Wrestling With God
I’ve heard and often said that the greatest battles we will face are against our own selves. As I was driving, I was having my own wrestling match with God. It only lasted about 2 minutes, but it really was the final conflict of an issue I’d been wrestling with myself for just over 2 years on one issue, and it seems all my life in others. It amazed me how draining these two minutes turned out to be, especially when the added element of wrestling with myself was added in.
To be blunt, I was being foolish. I was fretting over a situation that I had no control over. My thoughts were along these lines:
“I wonder if this would work? Maybe not…. Oh this would be better… No, not that either…”
On and on it went. I was on a merry-go-round!
Then words from a recent sermon struck me: I was being prideful! I thought I could handle the situation better than God! I lacked faith. I felt that my life could not be fulfilling as a Christian until a situation was dealt with, or rather, that I had a part in resolving it.
Someone who claimed to be a Christian had hurt many families, including ours, and I was convinced that this person had to be stopped. God’s name was being brought down among believers and blasphemed by the lost after all!
As I began to surrender this over to the Lord, I knew I had to let God be God. This was not easy to accept. Not being able to take care of something on our own is a struggle for many, including me. It seemed like God was telling me: What if God's will could be accomplished better with this person continuing their hurtful behavior? What if more souls ended up being reached because of it? I couldn’t see how, but I finally accepted that God knows best and that He would deal with this person in His timing and His way. He does not let sin go unpunished, so what about me? It was way past time for me to deal with me or God would have to.
When I realized that my lack of faith was rooted in self-pride, I was truly hearetbroken and repentent. I was prideful – an abomination before God.
"Every one that is proud in heart is an abomination to the LORD: though hand join in hand, he shall not be unpunished." Pro 16:5
No, I could not take care of this better than God, so I needed to give it over to Him, stop fretting about it, and let God be God. I was mentally exhausted at that point. This wrestling match might have only last two minutes or so, but it broke a thought process of sin that had grpipped me for over two years.
“What a wrestling match!” I thought.
Then the paralells with the Biblical account of Jacob’s wrestling match began to dawn on me. In Genesis 32:24-32, Jacob is wrestling with whom he first thinks is an angel, but realizes at the end that it is God in the form of man, or the theological term – a ‘pre-incarnate Christ’. Think on this! The passage says that “when He (God) saw that He prevailed not against him…” (vs.25) In order for God’s physical form to not be able to prevail against a human being, God chose to lower himself, or drop his physical abilities in order to accomplish what was necessary in Jacob’s life.
What a picture of our Jesus! It’s as described in Hebrews 2:7a,9b:
“Thou madest him a little lower than the angels…” (vs 7) and “But we see Jesus, who was made a little lower than the angels….” (vs 9)
In order for God not to be able to prevail against Jacob, He had to have the identical physical abilities – like a physical clone or Jacob himself, as Jacob had to be weakened for the Lord to prevail. Isn’t that how God works with our will and sin nature? The sin nature is so strong because of our pride and stubborness that God has to weaken it, so the Lord can finally have impact to change us.
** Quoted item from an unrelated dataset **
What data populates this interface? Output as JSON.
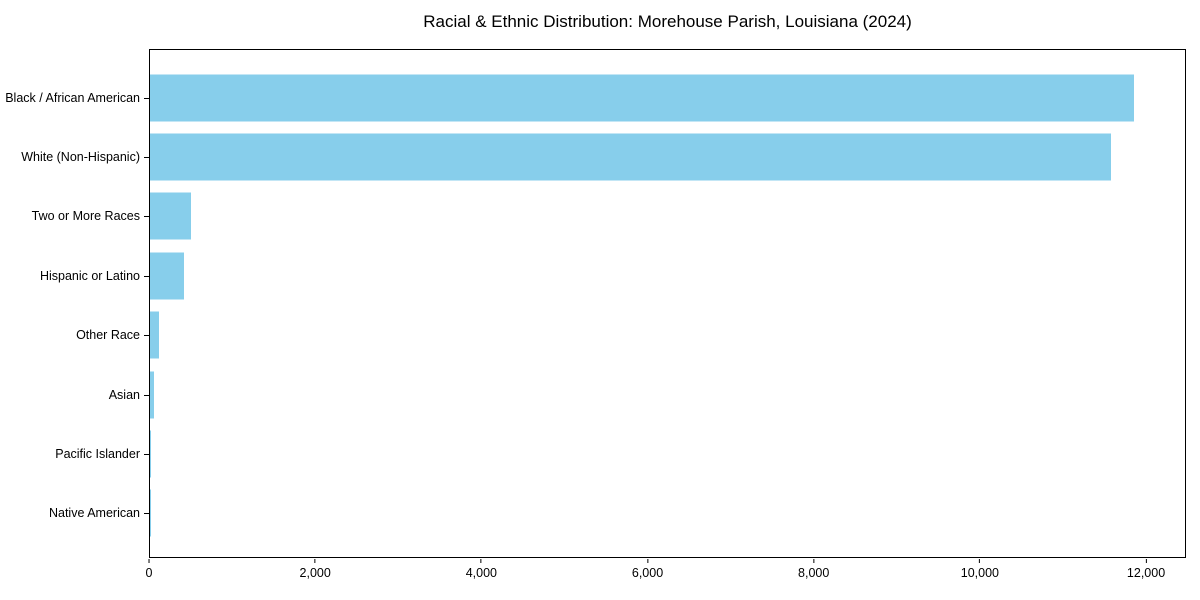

The Bible doesn’t say, but I can’t help think Jacob was happy at times about this new weakness. It meant so much! A tremendous battle against Jacob’s sin nature had been won, and God was on his side!
Through this, I also realized that the two forms of a wrestling match are very different. One holds little to no profit, yet the other great profit. My wresting match with myself, apart from God and His Word, had very little profit since it exalted myself and left God out of the solution. Bringing the matter to God, and searching out the Scriptures produced a peace in my soul that could only be achieved through allowing myself to give a matter over to the Lord.
Fretting and worrying are sins of pride and lack of faith. At least sometimes now, when I start to fret about anything, my wrestling match with God comes back to mind, and I repent. I cannot take care of situations better than God, and He knows best.